To solve this in a corporate banking onboarding workflow, we integrated Typesense, an open-source, in-memory search engine, with a Node.js and GraphQL backend. Here is how we achieved sub-100ms search latency across millions of records.
Why Typesense?
While Elasticsearch is the industry giant, it is resource-intensive and requires complex configuration. Typesense is built in C++, loads its index entirely into RAM, and is designed specifically for instant, typo-tolerant searchout-of-the-box.

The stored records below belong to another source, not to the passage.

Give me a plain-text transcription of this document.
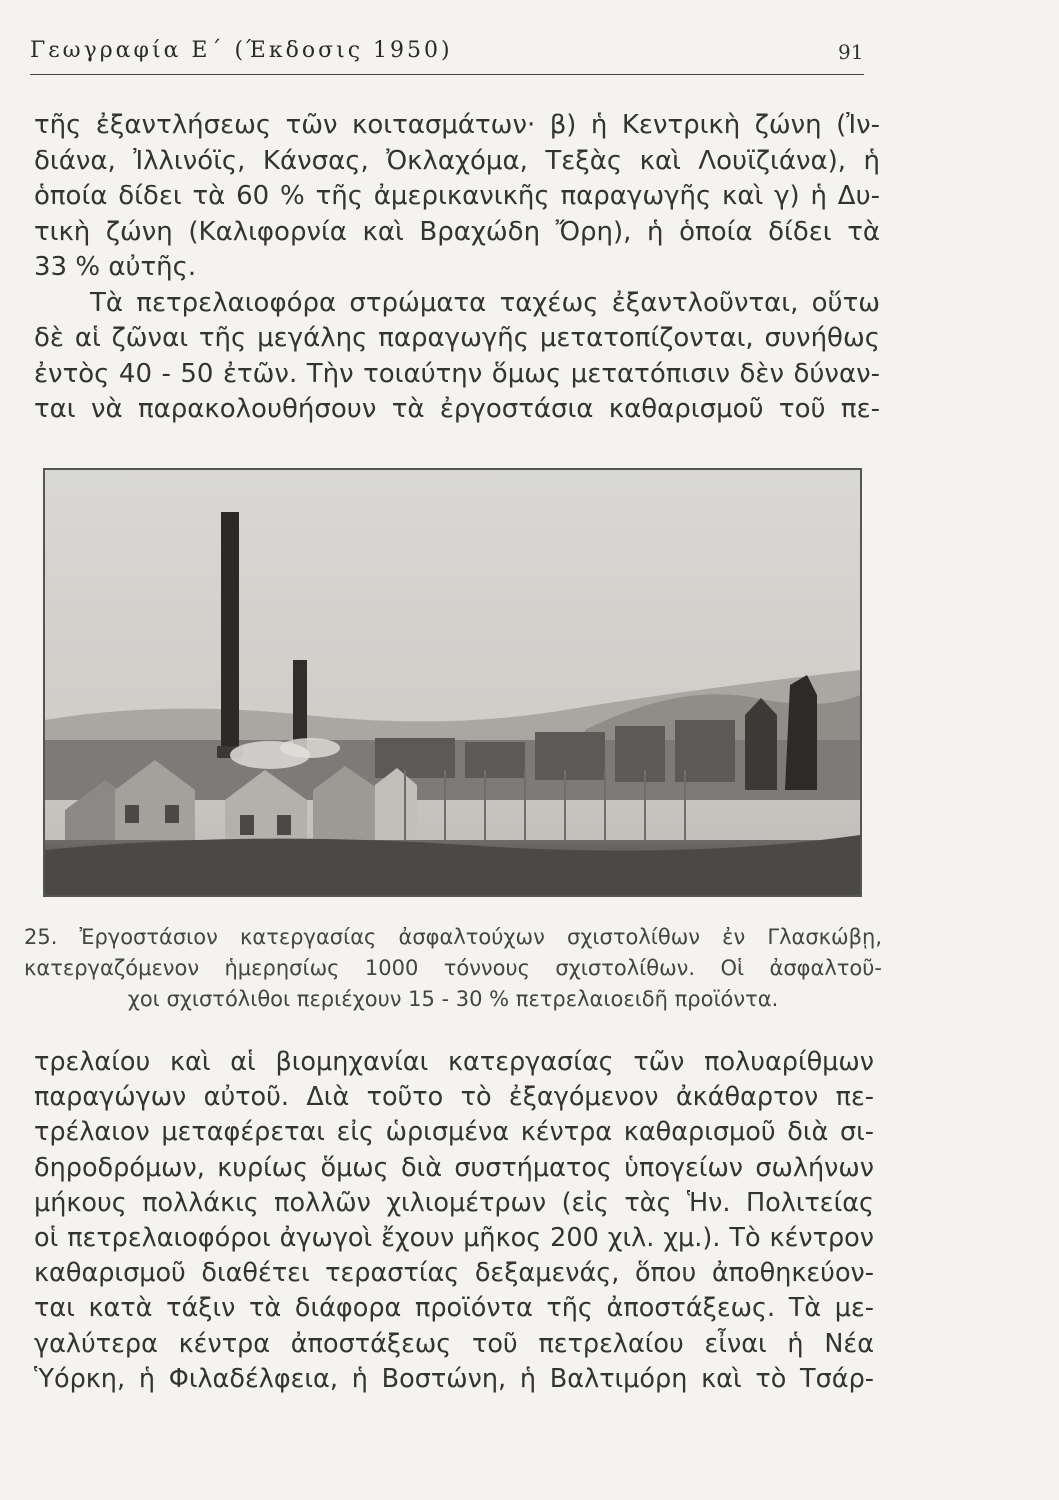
Γεωγραφία Ε΄ (Έκδοσις 1950)	91
τῆς ἐξαντλήσεως τῶν κοιτασμάτων· β) ἡ Κεντρικὴ ζώνη (Ἰν-
διάνα, Ἰλλινόϊς, Κάνσας, Ὀκλαχόμα, Τεξὰς καὶ Λουϊζιάνα), ἡ
ὁποία δίδει τὰ 60 % τῆς ἀμερικανικῆς παραγωγῆς καὶ γ) ἡ Δυ-
τικὴ ζώνη (Καλιφορνία καὶ Βραχώδη Ὄρη), ἡ ὁποία δίδει τὰ
33 % αὐτῆς.
Τὰ πετρελαιοφόρα στρώματα ταχέως ἐξαντλοῦνται, οὕτω
δὲ αἱ ζῶναι τῆς μεγάλης παραγωγῆς μετατοπίζονται, συνήθως
ἐντὸς 40 - 50 ἐτῶν. Τὴν τοιαύτην ὅμως μετατόπισιν δὲν δύναν-
ται νὰ παρακολουθήσουν τὰ ἐργοστάσια καθαρισμοῦ τοῦ πε-
25. Ἐργοστάσιον κατεργασίας ἀσφαλτούχων σχιστολίθων ἐν Γλασκώβῃ,
κατεργαζόμενον ἡμερησίως 1000 τόννους σχιστολίθων. Οἱ ἀσφαλτοῦ-
χοι σχιστόλιθοι περιέχουν 15 - 30 % πετρελαιοειδῆ προϊόντα.
τρελαίου καὶ αἱ βιομηχανίαι κατεργασίας τῶν πολυαρίθμων
παραγώγων αὐτοῦ. Διὰ τοῦτο τὸ ἐξαγόμενον ἀκάθαρτον πε-
τρέλαιον μεταφέρεται εἰς ὡρισμένα κέντρα καθαρισμοῦ διὰ σι-
δηροδρόμων, κυρίως ὅμως διὰ συστήματος ὑπογείων σωλήνων
μήκους πολλάκις πολλῶν χιλιομέτρων (εἰς τὰς Ἡν. Πολιτείας
οἱ πετρελαιοφόροι ἀγωγοὶ ἔχουν μῆκος 200 χιλ. χμ.). Τὸ κέντρον
καθαρισμοῦ διαθέτει τεραστίας δεξαμενάς, ὅπου ἀποθηκεύον-
ται κατὰ τάξιν τὰ διάφορα προϊόντα τῆς ἀποστάξεως. Τὰ με-
γαλύτερα κέντρα ἀποστάξεως τοῦ πετρελαίου εἶναι ἡ Νέα
Ὑόρκη, ἡ Φιλαδέλφεια, ἡ Βοστώνη, ἡ Βαλτιμόρη καὶ τὸ Τσάρ-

1. Schema Definition & Indexing in Node.js
First, we define our collection schema and initialize the Typesense client in our Node.js environment:
const Typesense = require('typesense');
const client = new Typesense.Client({
nodes: [{
host: 'localhost',
port: '8108',
protocol: 'http'
}],
apiKey: 'xyz-secret-key-abc',
connectionTimeoutSeconds: 2
});
// Defining a schema for Corporate Clients
const clientsSchema = {
name: 'clients',
fields: [
{ name: 'companyName', type: 'string' },
{ name: 'registrationId', type: 'string', facet: true },
{ name: 'country', type: 'string', facet: true },
{ name: 'annualRevenue', type: 'int32' }
],
default_sorting_field: 'annualRevenue'
};
async function initializeSearchIndex() {
try {
await client.collections().create(clientsSchema);
console.log('Typesense index initialized successfully.');
} catch (err) {
console.log('Collection already exists or initialization failed.', err);
}
}
2. Syncing Postgres Data with Typesense
To maintain consistency, we used a write-through pattern in our Node.js repository layer. When a client record is updated or created in Postgres, we synchronously index the change in Typesense:
async function createClientRecord(dbConnection, clientData) {
// 1. Write to Postgres
const newClient = await dbConnection.query(
'INSERT INTO clients(company_name, reg_id, country, revenue) VALUES($1, $2, $3, $4) RETURNING *',
[clientData.name, clientData.regId, clientData.country, clientData.revenue]
);
// 2. Index in Typesense
await client.collections('clients').documents().create({
id: newClient.rows[0].id.toString(),
companyName: newClient.rows[0].company_name,
registrationId: newClient.rows[0].reg_id,
country: newClient.rows[0].country,
annualRevenue: newClient.rows[0].revenue
});
return newClient.rows[0];
}
3. Querying Search with Typo Tolerance
In our GraphQL resolver, we query Typesense using its built-in search parameters, specifying query weights and typo tolerance:
const resolvers = {
Query: {
searchClients: async (_, { query, filterCountry }) => {
const searchParameters = {
q: query,
query_by: 'companyName,registrationId',
filter_by: filterCountry ? `country:=${filterCountry}` : '',
num_typos: 2,
sort_by: 'annualRevenue:desc'
};
const searchResults = await client
.collections('clients')
.documents()
.search(searchParameters);
return searchResults.hits.map(hit => ({
id: hit.document.id,
companyName: hit.document.companyName,
country: hit.document.country,
revenue: hit.document.annualRevenue
}));
}
}
};
Performance Results
By introducing Typesense:
- Average search API latency dropped from 850ms (SQL queries matching pattern strings) to 12ms.
- Fuzzy-search typo tolerance immediately improved search matching rates by 42%.
- Relational database CPU load dropped by 30%, freeing up connection pools for transaction records processing.